I do some stuff that encapsulate calls to various systems
(os api, erp queries, databases access) and if the results
are no secret some passwords used internally are. How to
solve the issue?
example: one program to create a Windows AD user
and use internally higher credentials…(runas…)
You may ask how is it protected now?
Certainly not perfectly but it is in the compiled versions
and kids under 3 will not set a breakpoint.

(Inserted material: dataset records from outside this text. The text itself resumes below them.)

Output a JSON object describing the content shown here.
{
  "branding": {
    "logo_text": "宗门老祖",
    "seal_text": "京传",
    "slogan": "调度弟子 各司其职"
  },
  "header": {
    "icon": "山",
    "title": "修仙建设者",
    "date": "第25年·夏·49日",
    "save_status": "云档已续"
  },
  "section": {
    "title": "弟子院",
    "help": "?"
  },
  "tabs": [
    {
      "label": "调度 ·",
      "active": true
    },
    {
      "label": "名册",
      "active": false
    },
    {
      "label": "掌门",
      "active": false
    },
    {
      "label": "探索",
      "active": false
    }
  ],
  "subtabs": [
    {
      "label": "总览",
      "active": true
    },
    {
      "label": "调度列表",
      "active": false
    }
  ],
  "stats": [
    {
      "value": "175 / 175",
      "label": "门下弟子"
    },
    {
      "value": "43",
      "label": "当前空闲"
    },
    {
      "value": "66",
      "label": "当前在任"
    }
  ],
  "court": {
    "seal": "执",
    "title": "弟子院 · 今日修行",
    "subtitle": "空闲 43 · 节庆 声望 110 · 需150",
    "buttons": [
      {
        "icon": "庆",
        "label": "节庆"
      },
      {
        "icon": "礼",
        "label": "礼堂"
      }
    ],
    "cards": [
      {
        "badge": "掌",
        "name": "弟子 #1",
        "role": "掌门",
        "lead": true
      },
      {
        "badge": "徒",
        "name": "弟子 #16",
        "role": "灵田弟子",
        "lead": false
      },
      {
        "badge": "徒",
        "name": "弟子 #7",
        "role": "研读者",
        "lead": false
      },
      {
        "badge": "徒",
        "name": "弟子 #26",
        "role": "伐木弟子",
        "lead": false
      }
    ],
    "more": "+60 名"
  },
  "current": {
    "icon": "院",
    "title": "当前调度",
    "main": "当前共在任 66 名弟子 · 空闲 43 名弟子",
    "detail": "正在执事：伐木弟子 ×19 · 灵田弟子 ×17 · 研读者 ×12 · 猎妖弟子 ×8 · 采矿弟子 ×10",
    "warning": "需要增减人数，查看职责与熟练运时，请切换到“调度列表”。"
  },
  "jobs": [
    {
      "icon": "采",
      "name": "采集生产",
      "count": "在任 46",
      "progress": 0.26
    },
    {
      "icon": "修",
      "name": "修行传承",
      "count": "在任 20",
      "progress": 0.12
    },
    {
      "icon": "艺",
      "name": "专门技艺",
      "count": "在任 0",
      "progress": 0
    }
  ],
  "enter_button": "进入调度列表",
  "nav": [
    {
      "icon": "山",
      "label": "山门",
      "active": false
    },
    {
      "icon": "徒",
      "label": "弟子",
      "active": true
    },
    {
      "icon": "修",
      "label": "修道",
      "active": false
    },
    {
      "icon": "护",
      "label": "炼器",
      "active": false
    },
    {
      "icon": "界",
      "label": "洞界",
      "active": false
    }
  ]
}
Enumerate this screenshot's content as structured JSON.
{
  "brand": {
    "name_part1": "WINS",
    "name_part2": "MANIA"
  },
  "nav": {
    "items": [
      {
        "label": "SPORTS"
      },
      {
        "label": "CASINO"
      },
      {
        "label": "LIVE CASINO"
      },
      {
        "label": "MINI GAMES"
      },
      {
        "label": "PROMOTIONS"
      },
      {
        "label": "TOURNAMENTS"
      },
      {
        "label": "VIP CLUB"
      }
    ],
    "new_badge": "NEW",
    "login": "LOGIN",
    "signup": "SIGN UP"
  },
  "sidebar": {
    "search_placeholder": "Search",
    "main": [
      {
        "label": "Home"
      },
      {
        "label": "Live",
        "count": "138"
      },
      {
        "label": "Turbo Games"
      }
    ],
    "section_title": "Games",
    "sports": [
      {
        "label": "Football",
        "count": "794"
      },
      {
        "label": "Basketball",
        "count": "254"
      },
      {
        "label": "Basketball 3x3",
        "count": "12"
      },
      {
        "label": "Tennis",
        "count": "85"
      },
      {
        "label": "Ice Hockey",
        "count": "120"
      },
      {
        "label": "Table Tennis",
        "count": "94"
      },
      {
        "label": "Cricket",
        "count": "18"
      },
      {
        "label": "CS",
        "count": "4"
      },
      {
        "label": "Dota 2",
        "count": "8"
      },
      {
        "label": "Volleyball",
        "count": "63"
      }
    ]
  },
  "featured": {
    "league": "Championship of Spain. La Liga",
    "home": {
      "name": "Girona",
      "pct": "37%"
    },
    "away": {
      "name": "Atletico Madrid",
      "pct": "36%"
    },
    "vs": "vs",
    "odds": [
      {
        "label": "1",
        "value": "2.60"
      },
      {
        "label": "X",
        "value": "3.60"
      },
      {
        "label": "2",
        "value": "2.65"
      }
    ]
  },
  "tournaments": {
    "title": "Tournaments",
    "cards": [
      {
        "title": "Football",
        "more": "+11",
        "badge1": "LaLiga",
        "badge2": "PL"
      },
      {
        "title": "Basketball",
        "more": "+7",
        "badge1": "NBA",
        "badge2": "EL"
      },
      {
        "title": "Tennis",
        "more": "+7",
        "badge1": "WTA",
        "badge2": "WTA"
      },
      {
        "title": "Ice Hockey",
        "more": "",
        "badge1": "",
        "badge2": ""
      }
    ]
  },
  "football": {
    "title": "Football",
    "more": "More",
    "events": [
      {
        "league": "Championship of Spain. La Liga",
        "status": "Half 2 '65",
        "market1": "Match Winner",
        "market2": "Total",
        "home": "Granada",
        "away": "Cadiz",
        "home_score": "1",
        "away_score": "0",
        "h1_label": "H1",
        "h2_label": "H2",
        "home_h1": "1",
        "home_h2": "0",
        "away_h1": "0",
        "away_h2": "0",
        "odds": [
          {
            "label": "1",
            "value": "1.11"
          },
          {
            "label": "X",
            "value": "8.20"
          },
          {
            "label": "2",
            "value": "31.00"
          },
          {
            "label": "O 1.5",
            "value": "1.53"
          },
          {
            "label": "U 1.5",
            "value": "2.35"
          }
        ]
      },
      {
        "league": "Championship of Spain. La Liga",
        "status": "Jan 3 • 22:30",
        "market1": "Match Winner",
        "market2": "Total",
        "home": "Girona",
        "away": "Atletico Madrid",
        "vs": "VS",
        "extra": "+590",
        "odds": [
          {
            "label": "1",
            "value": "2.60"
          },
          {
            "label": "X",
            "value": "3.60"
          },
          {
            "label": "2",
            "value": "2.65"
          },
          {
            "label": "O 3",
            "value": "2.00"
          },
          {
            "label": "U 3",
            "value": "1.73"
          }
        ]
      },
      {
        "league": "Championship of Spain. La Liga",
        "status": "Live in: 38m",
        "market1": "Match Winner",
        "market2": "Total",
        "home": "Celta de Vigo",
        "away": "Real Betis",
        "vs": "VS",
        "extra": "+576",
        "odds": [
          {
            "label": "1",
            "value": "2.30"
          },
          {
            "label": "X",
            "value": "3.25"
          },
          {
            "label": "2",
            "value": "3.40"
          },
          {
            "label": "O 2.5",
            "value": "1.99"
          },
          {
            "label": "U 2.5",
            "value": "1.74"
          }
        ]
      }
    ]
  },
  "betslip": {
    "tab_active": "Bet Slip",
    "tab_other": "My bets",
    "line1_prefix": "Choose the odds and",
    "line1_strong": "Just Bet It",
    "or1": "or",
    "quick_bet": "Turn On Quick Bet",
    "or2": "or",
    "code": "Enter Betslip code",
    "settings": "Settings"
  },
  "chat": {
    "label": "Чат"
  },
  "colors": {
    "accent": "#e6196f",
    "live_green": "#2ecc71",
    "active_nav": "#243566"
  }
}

If you create a windows user based on datas stored in a
flat file and do all the checking to have it done
consistently. You can give the program to a
non administrator of the network. But you will not give
the administrator password so that any task be done
by anyone.
I do some stuff that encapsulate calls to various systems
(os api, erp queries, databases access) and if the results
are no secret some passwords used internally are. How to
solve the issue?
Have the user of the program enter a password, rather than include the
password in the program itself.
I reply in this way because it is an obvious solution, but you haven’t
explained your situation very clearly.
If you create a windows user based on datas stored in a
flat file and do all the checking to have it done
consistently. You can give the program to a
non administrator of the network. But you will not give
the administrator password so that any task be done
by anyone.
It is difficult to understand the goal as you have explained it. As I
understand it, you want to grant administrative rights to
non-administrative users, but you don’t want them to have administrative
authority.
You really cannot grant administrative access without going through the
access procedure, which includes a password. The password is either in
the
script, or it is known to the user so he can type it in. Neither of
these
options seems particularly attractive.